Nearly anything can function as a trademark, but product features that are functional cannot be protected by common law trademark rights or registered trademarks at the USPTO.
A trademark can be nearly anything that is a source identifier for goods or services. Traditionally people think of brands such as COCA-COLA or GOOGLE as source identifying words for soda or internet searching, and therefore are trademarks. But sounds, colors, and scents can all be registered trademarks. This makes sense because when someone hears the NBC chimes or sees pink home insulation they know the company behind those products. However, a feature of a product that allows it to function or is only aesthetically pleasing cannot be registered as a trademark.

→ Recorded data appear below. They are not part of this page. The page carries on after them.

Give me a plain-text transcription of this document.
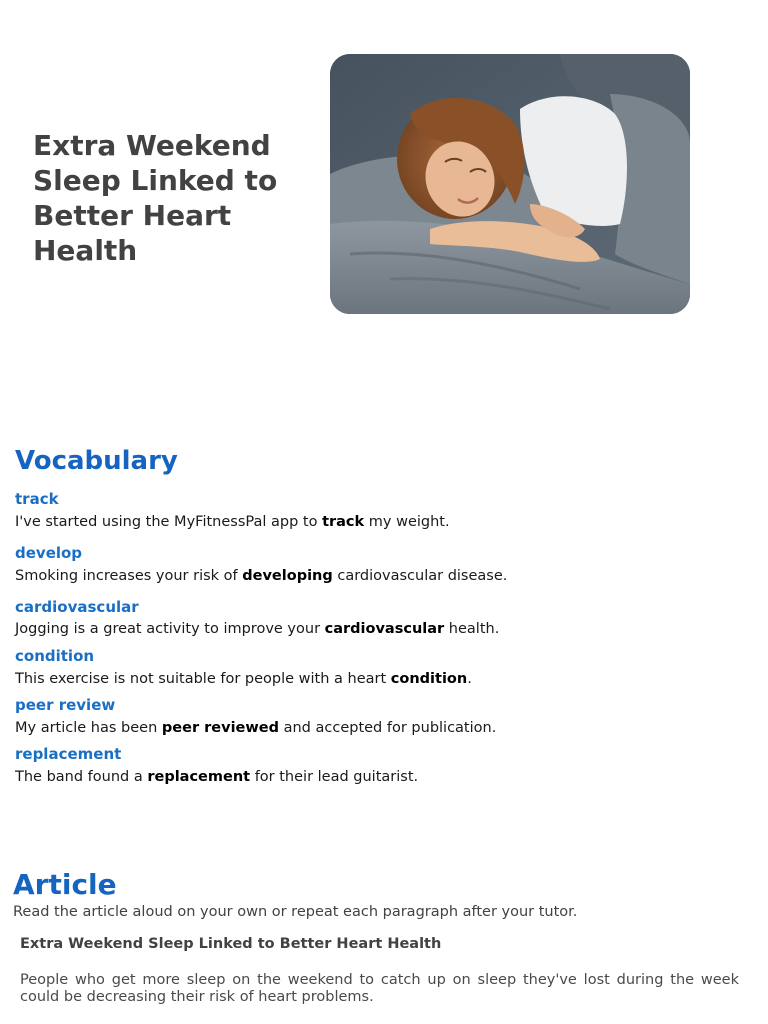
Extra Weekend Sleep Linked to Better Heart Health
Vocabulary
track
I've started using the MyFitnessPal app to track my weight.
develop
Smoking increases your risk of developing cardiovascular disease.
cardiovascular
Jogging is a great activity to improve your cardiovascular health.
condition
This exercise is not suitable for people with a heart condition.
peer review
My article has been peer reviewed and accepted for publication.
replacement
The band found a replacement for their lead guitarist.
Article
Read the article aloud on your own or repeat each paragraph after your tutor.
Extra Weekend Sleep Linked to Better Heart Health

People who get more sleep on the weekend to catch up on sleep they've lost during the week could be decreasing their risk of heart problems.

Owens-Corning’s trademark registration, as seen in TESS, for the color pink in connection with home insulation along with a specimen showing their pink trademark in commerce
There are two related but different ways a product feature can be deemed functional and therefore cannot be a common law or registered trademark. Utilitarian functionality is where the United States Patent and Trademark Office (USPTO), or a court, determines whether the product feature functions in a way that allows a person to use the product. Aesthetic functionality is where the USPTO, or a court, determines whether the product feature is merely an aesthetically appealing feature that makes the product more desirable but has no source identifying feature.
Utilitarian functionality tests are where courts or the USPTO determine whether a feature of a product is essential to its use, and therefore the correct area of intellectual property law to protect the feature is patent law. Courts will determine a trademark is functional where:
A feature is essential to the use of the product; or
A feature changes the cost or quality of the product; or
Granting trademark registration for the product feature would put competitors at a significant disadvantage.
In other words, the more essential the product feature is to the functioning of the product the more likely the feature will not be granted trademark rights. So even though colors can be trademarks, the color orange for a cone cannot be a trademark because orange serves a functional purpose, i.e. so people can more easily see the cone.
Evidence of a trademark being functional include previous patents. For example, a company tried to sue a competitor for trademark infringement based on the competitor using a similar “dual spring” design for a sign holder. A patent, shown below, for the dual spring stand was evidence that the stands “look” was functional. The Supreme Court held that because the “look” was functional, as evidenced by the previous parent registration, the dual spring design cannot act as a trademark.
The previous patent of a dual spring design (left) for a sign holder was evidence that dual spring design could not act as a trademark (right)
Aesthetic functionality tests are where courts or the USPTO determine whether a feature of a product is merely aesthetically pleasing, and therefore the correct area to protect the aesthetic feature of the product would be copyright law. The test for determining if something is a trademark or part of the aesthetic functionality of the product is whether the feature serves an aesthetic purpose wholly independent of any source identifying function. For example, a certain pattern or design on a shirt may be aesthetically pleasing and the reason someone purchases the shirt, but does not inform consumers in and of itself who manufactured the shirt.
However, where an aesthetically pleasing element of a product becomes so well known with a particular brand, courts have held that it can function as a trademark. The courts reason that when someone sees an aesthetically pleasing design feature of a product that lets them know who produced the product, the feature serves a source identifying role. In trademark law, when a design element that becomes so well known and associated with a certain brand or manufacturer it has gained “secondary meaning” and can be a protected trademark. The most popular example of this is the Louboutin shiny red heel on their line of high heeled women’s shoes. There is current litigation in the European Union whether the red heel can be a protected trademark, but here in the U.S., it is registered on the principal register at the USPTO.
Louboutin trademark registration, as seen in the USPTO’s TESS database, for red heels on women’s high heeled shoes.